Objectives International guidelines recommend Mycoplasma genitalium testing, preferably using an assay to detect macrolide resistance-associated mutations, for men presenting with non-gonococcal urethritis, but there is no specific guidance on such testing for men with gonococcal urethritis.
Methods This study aimed to estimate the proportion of men with gonococcal urethritis who have coinfection with M. genitalium through a retrospective analysis of cases of symptomatic urethral gonorrhoea at Western Sydney Sexual Health Centre in 2017 and 2018.
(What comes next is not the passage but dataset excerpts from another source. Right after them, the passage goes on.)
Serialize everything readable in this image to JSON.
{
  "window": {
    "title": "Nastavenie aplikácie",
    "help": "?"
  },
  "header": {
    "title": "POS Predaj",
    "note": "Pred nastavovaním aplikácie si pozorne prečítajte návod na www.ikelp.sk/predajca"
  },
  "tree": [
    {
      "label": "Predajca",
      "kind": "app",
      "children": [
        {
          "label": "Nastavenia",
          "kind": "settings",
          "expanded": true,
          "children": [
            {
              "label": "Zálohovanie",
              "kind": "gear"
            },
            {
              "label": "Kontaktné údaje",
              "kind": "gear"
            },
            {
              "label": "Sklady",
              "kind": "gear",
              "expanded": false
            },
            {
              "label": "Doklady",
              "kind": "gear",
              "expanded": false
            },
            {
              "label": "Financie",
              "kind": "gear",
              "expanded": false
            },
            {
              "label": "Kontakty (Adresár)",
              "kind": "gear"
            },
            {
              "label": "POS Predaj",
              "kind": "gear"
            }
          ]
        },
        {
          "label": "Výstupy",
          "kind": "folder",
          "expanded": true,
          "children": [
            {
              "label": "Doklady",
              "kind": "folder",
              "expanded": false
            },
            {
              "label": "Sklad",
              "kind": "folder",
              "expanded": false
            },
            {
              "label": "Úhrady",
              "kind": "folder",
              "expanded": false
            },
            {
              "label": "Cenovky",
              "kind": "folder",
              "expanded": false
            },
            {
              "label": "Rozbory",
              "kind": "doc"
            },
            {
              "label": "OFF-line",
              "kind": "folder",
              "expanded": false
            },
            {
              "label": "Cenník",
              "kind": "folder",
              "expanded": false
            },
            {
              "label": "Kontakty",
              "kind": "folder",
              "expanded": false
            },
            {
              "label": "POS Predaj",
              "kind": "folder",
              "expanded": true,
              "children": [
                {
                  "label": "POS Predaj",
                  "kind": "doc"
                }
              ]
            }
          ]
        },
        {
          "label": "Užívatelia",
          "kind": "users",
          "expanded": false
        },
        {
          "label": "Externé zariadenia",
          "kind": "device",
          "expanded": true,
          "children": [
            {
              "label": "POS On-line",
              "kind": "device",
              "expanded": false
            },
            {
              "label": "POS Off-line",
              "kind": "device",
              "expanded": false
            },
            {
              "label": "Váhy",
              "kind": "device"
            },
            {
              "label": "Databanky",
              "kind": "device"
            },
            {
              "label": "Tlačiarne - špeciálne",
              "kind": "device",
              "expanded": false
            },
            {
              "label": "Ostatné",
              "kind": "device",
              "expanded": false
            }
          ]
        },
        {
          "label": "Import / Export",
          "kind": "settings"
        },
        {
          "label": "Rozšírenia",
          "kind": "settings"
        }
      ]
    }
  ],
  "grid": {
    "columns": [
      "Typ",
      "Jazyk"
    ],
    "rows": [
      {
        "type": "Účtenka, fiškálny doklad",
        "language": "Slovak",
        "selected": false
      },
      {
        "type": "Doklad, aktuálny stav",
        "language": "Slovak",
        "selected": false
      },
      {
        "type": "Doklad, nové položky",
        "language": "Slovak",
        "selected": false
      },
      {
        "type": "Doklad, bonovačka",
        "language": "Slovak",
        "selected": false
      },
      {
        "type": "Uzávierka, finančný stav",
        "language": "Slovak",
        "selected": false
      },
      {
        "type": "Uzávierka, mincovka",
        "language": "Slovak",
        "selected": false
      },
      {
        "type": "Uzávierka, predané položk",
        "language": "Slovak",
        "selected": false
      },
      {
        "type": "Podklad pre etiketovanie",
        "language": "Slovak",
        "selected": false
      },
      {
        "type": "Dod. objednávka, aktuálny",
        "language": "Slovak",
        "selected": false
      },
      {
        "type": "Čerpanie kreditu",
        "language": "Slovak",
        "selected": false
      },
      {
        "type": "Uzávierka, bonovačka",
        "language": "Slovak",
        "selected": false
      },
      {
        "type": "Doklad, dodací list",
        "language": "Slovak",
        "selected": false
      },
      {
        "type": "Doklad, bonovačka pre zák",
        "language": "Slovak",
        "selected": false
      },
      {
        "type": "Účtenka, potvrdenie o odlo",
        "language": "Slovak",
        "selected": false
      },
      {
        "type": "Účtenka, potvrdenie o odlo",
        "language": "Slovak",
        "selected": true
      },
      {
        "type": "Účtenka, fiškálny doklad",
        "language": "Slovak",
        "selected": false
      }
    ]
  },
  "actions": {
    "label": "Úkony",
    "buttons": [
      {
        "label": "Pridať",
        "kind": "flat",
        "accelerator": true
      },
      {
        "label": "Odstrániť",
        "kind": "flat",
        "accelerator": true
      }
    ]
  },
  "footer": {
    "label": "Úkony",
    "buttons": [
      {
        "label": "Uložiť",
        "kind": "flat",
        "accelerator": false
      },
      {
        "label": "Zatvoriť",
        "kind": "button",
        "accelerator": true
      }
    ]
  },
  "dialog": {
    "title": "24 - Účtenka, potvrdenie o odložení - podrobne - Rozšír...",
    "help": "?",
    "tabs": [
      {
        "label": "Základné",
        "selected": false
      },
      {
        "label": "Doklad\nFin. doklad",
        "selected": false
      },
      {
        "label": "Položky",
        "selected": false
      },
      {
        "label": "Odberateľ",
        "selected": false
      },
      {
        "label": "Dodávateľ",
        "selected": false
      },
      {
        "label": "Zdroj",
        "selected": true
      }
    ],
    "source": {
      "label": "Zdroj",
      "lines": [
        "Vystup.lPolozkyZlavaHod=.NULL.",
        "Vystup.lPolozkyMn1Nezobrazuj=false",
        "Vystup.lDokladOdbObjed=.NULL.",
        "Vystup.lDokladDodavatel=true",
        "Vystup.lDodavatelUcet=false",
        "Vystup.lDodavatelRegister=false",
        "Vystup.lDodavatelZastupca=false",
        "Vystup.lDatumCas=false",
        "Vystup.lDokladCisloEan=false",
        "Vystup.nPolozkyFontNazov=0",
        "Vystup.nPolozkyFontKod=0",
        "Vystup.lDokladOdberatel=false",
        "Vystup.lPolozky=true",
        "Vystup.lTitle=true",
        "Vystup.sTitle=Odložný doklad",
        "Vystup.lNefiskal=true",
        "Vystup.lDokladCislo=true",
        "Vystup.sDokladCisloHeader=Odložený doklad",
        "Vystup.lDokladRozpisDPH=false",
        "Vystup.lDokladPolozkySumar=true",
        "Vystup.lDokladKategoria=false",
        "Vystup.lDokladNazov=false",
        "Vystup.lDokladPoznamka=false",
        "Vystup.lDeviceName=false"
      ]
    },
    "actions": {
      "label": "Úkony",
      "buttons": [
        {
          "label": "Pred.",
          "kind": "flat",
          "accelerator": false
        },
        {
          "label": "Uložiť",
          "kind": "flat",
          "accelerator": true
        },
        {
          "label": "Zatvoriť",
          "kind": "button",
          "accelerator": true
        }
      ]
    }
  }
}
Results Fourteen of 184 (7.6%, 95% CI 3.7 to 11.5) men with gonococcal urethritis had M. genitalium detected in the urine at the time of presentation. No demographic or behavioural factors predicted M. genitalium coinfection. Coinfection with urethral Chlamydia trachomatis was detected in 29 of 184 (15.8%, 95% CI 10.5 to 21.1). All five men with macrolide-resistant M. genitalium detected returned for treatment with moxifloxacin at a median of 8 days (range 5–16 days) after presentation and treatment of gonorrhoea; three of five were documented to remain symptomatic at this visit.
Conclusion Although M. genitalium coinfection is less common than chlamydia among men with symptomatic gonococcal urethritis, M. genitalium testing, using an assay to detect macrolide resistance, will potentially reduce symptom duration particularly for men with macrolide-resistant infections, but may not be justifiable on cost-benefit analysis.